Al llegar a suelo griego es llevada a la también llamada Iglesia del Santo Sepulcro, en el barrio de Plaka, en Atenas. Allí cientos de asistentes esperan con su propia vela tal y como marca la tradición.

Una vez dentro con la Sagrada Luz se enciende a su vez un cirio, y es entonces cuando los devotos y popes prenden su vela para llevarla a sus casas o respectivas parroquias. Poco a poco la llama se va extendiendo por todo el país.

Con la Luz finalmente en los hogares, las familias hacen la señal de la cruz en los dinteles de las puertas y, tras darse la paz entre ellos, se sientan a la mesa para celebrar el renacimiento de Cristo.

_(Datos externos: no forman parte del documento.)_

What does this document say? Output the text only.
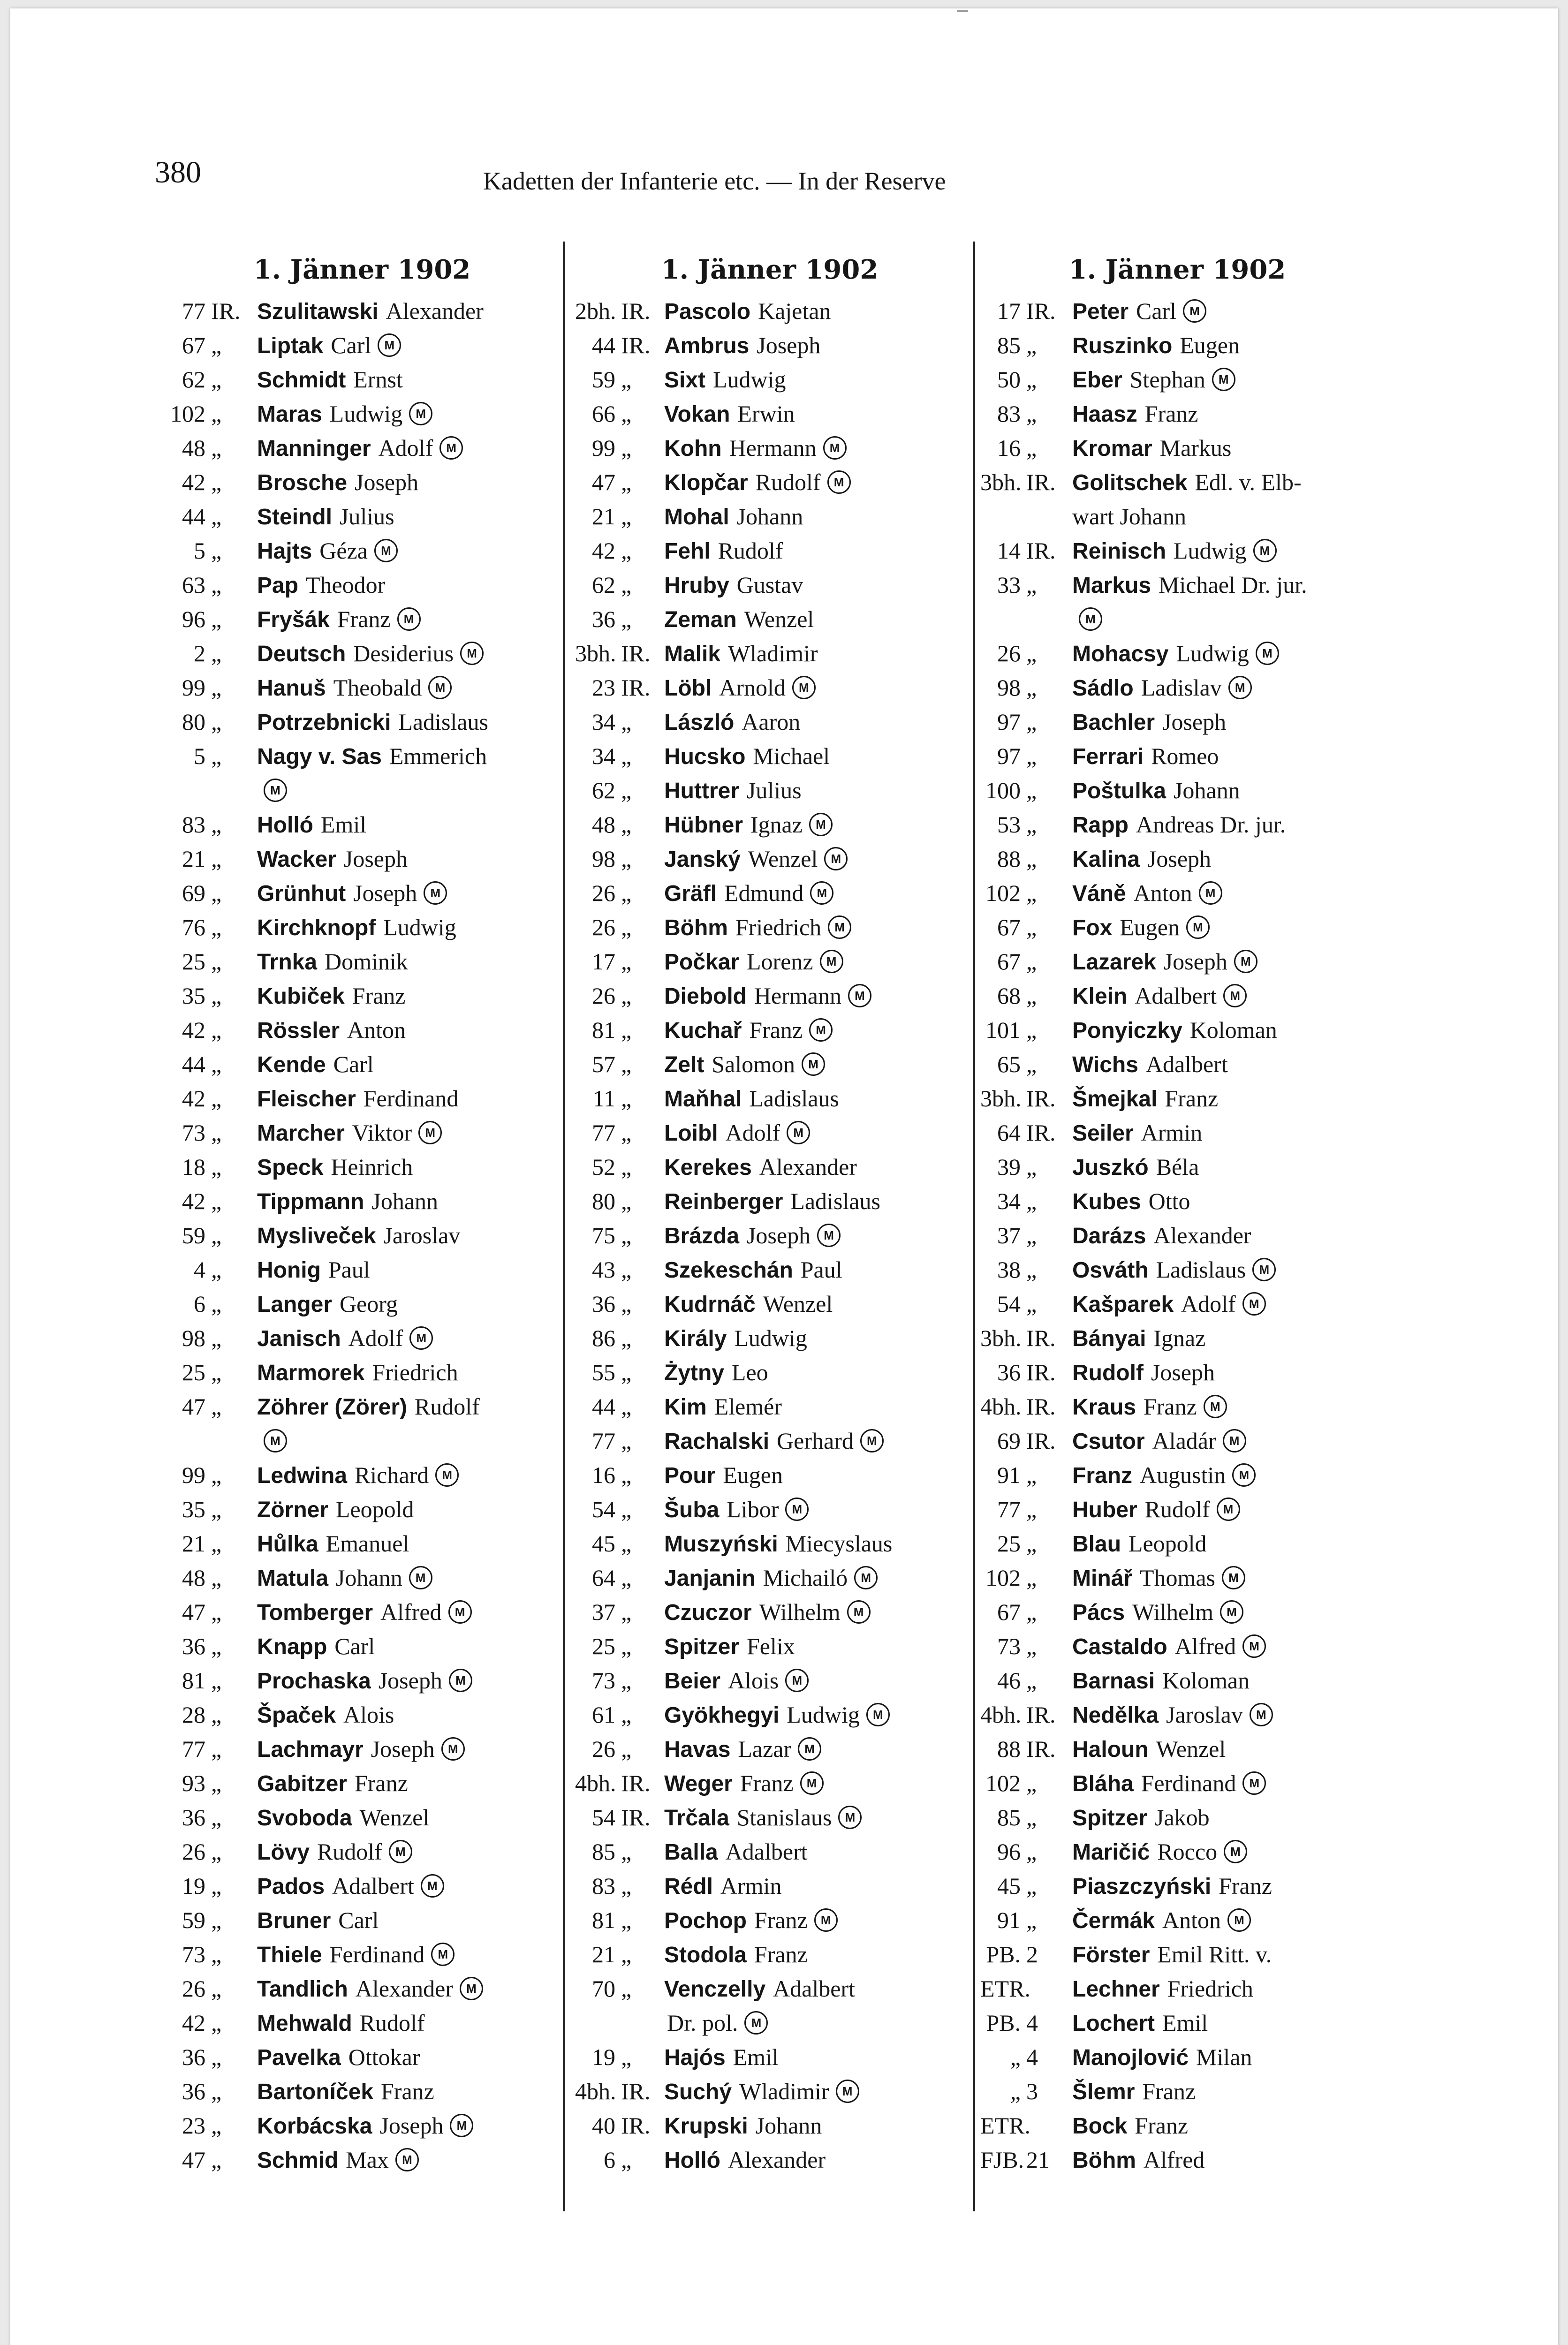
380	Kadetten der Infanterie etc. — In der Reserve
1. Jänner 1902
77 IR. Szulitawski Alexander
67 „ Liptak Carl M
62 „ Schmidt Ernst
102 „ Maras Ludwig M
48 „ Manninger Adolf M
42 „ Brosche Joseph
44 „ Steindl Julius
5 „ Hajts Géza M
63 „ Pap Theodor
96 „ Fryšák Franz M
2 „ Deutsch Desiderius M
99 „ Hanuš Theobald M
80 „ Potrzebnicki Ladislaus
5 „ Nagy v. Sas Emmerich
M
83 „ Holló Emil
21 „ Wacker Joseph
69 „ Grünhut Joseph M
76 „ Kirchknopf Ludwig
25 „ Trnka Dominik
35 „ Kubiček Franz
42 „ Rössler Anton
44 „ Kende Carl
42 „ Fleischer Ferdinand
73 „ Marcher Viktor M
18 „ Speck Heinrich
42 „ Tippmann Johann
59 „ Mysliveček Jaroslav
4 „ Honig Paul
6 „ Langer Georg
98 „ Janisch Adolf M
25 „ Marmorek Friedrich
47 „ Zöhrer (Zörer) Rudolf
M
99 „ Ledwina Richard M
35 „ Zörner Leopold
21 „ Hůlka Emanuel
48 „ Matula Johann M
47 „ Tomberger Alfred M
36 „ Knapp Carl
81 „ Prochaska Joseph M
28 „ Špaček Alois
77 „ Lachmayr Joseph M
93 „ Gabitzer Franz
36 „ Svoboda Wenzel
26 „ Lövy Rudolf M
19 „ Pados Adalbert M
59 „ Bruner Carl
73 „ Thiele Ferdinand M
26 „ Tandlich Alexander M
42 „ Mehwald Rudolf
36 „ Pavelka Ottokar
36 „ Bartoníček Franz
23 „ Korbácska Joseph M
47 „ Schmid Max M
1. Jänner 1902
2bh. IR. Pascolo Kajetan
44 IR. Ambrus Joseph
59 „ Sixt Ludwig
66 „ Vokan Erwin
99 „ Kohn Hermann M
47 „ Klopčar Rudolf M
21 „ Mohal Johann
42 „ Fehl Rudolf
62 „ Hruby Gustav
36 „ Zeman Wenzel
3bh. IR. Malik Wladimir
23 IR. Löbl Arnold M
34 „ László Aaron
34 „ Hucsko Michael
62 „ Huttrer Julius
48 „ Hübner Ignaz M
98 „ Janský Wenzel M
26 „ Gräfl Edmund M
26 „ Böhm Friedrich M
17 „ Počkar Lorenz M
26 „ Diebold Hermann M
81 „ Kuchař Franz M
57 „ Zelt Salomon M
11 „ Maňhal Ladislaus
77 „ Loibl Adolf M
52 „ Kerekes Alexander
80 „ Reinberger Ladislaus
75 „ Brázda Joseph M
43 „ Szekeschán Paul
36 „ Kudrnáč Wenzel
86 „ Király Ludwig
55 „ Żytny Leo
44 „ Kim Elemér
77 „ Rachalski Gerhard M
16 „ Pour Eugen
54 „ Šuba Libor M
45 „ Muszyński Miecyslaus
64 „ Janjanin Michailó M
37 „ Czuczor Wilhelm M
25 „ Spitzer Felix
73 „ Beier Alois M
61 „ Gyökhegyi Ludwig M
26 „ Havas Lazar M
4bh. IR. Weger Franz M
54 IR. Trčala Stanislaus M
85 „ Balla Adalbert
83 „ Rédl Armin
81 „ Pochop Franz M
21 „ Stodola Franz
70 „ Venczelly Adalbert
Dr. pol. M
19 „ Hajós Emil
4bh. IR. Suchý Wladimir M
40 IR. Krupski Johann
6 „ Holló Alexander
1. Jänner 1902
17 IR. Peter Carl M
85 „ Ruszinko Eugen
50 „ Eber Stephan M
83 „ Haasz Franz
16 „ Kromar Markus
3bh. IR. Golitschek Edl. v. Elb-
wart Johann
14 IR. Reinisch Ludwig M
33 „ Markus Michael Dr. jur.
M
26 „ Mohacsy Ludwig M
98 „ Sádlo Ladislav M
97 „ Bachler Joseph
97 „ Ferrari Romeo
100 „ Poštulka Johann
53 „ Rapp Andreas Dr. jur.
88 „ Kalina Joseph
102 „ Váně Anton M
67 „ Fox Eugen M
67 „ Lazarek Joseph M
68 „ Klein Adalbert M
101 „ Ponyiczky Koloman
65 „ Wichs Adalbert
3bh. IR. Šmejkal Franz
64 IR. Seiler Armin
39 „ Juszkó Béla
34 „ Kubes Otto
37 „ Darázs Alexander
38 „ Osváth Ladislaus M
54 „ Kašparek Adolf M
3bh. IR. Bányai Ignaz
36 IR. Rudolf Joseph
4bh. IR. Kraus Franz M
69 IR. Csutor Aladár M
91 „ Franz Augustin M
77 „ Huber Rudolf M
25 „ Blau Leopold
102 „ Minář Thomas M
67 „ Pács Wilhelm M
73 „ Castaldo Alfred M
46 „ Barnasi Koloman
4bh. IR. Nedělka Jaroslav M
88 IR. Haloun Wenzel
102 „ Bláha Ferdinand M
85 „ Spitzer Jakob
96 „ Maričić Rocco M
45 „ Piaszczyński Franz
91 „ Čermák Anton M
PB. 2 Förster Emil Ritt. v.
ETR. Lechner Friedrich
PB. 4 Lochert Emil
„ 4 Manojlović Milan
„ 3 Šlemr Franz
ETR. Bock Franz
FJB.21 Böhm Alfred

Para ello preparan una sopa especial de cordero, la mayiritsa, y otros platos icónicos de la gastronomía griega que sirven de prolegómeno de cara al gran día, el Domingo.

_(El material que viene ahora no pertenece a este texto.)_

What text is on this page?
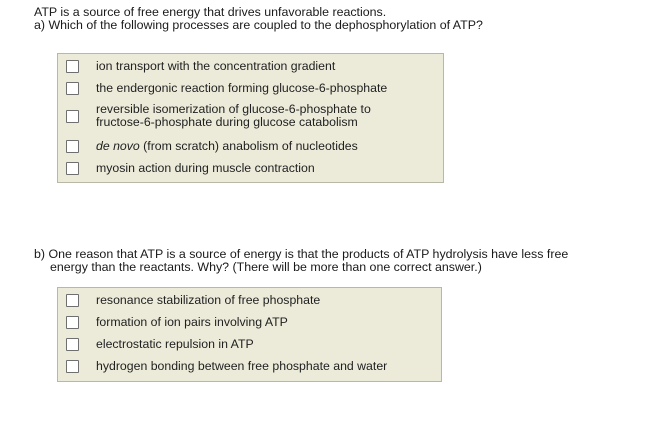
ATP is a source of free energy that drives unfavorable reactions.
a) Which of the following processes are coupled to the dephosphorylation of ATP?
ion transport with the concentration gradient
the endergonic reaction forming glucose-6-phosphate
reversible isomerization of glucose-6-phosphate to
fructose-6-phosphate during glucose catabolism
de novo (from scratch) anabolism of nucleotides
myosin action during muscle contraction
b) One reason that ATP is a source of energy is that the products of ATP hydrolysis have less free
energy than the reactants. Why? (There will be more than one correct answer.)
resonance stabilization of free phosphate
formation of ion pairs involving ATP
electrostatic repulsion in ATP
hydrogen bonding between free phosphate and water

Los huevos de pascua pintados de rojo son también un ornamento habitual, al igual que otra costumbre según la cual los comensales deben coger un huevo cada uno y chocarlo con los de los demás hasta que solo uno de ellos tenga el huevo sus dos extremos intactos.

Pasada la medianoche, una exhibición de cohetes ilumina el cielo a lo largo y ancho del territorio heleno para celebrar la llegada de la Pascua.

Pero no es hasta el día siguiente cuando los penitentes dan finalmente por terminada la Semana Santa con un banquete de cordero asado que emparrillan en sus propias casas en compañía de sus allegados.

Sin embargo, las variaciones respecto a la ceremonia católica no terminan ahí. porque son varias las localidades griegas que celebran la fiesta a su modo el último día.

Es el caso, por ejemplo, de la tradicional batalla de cohetes en la isla de Quíos, donde las parroquias de dos iglesias se lanzan fuegos artificiales entre sí con el extravagante y no menos peligroso objetivo de impactar en el campanario de la contraria.

O de Corfú, en donde las orquestas filarmónicas amenizan la celebración de la Resurrección de Jesús al tiempo que se lanzan desde los balcones y por doquier cántaros con agua. Definitivamente, todo un espectáculo digno de ver se tenga la fe que se tenga.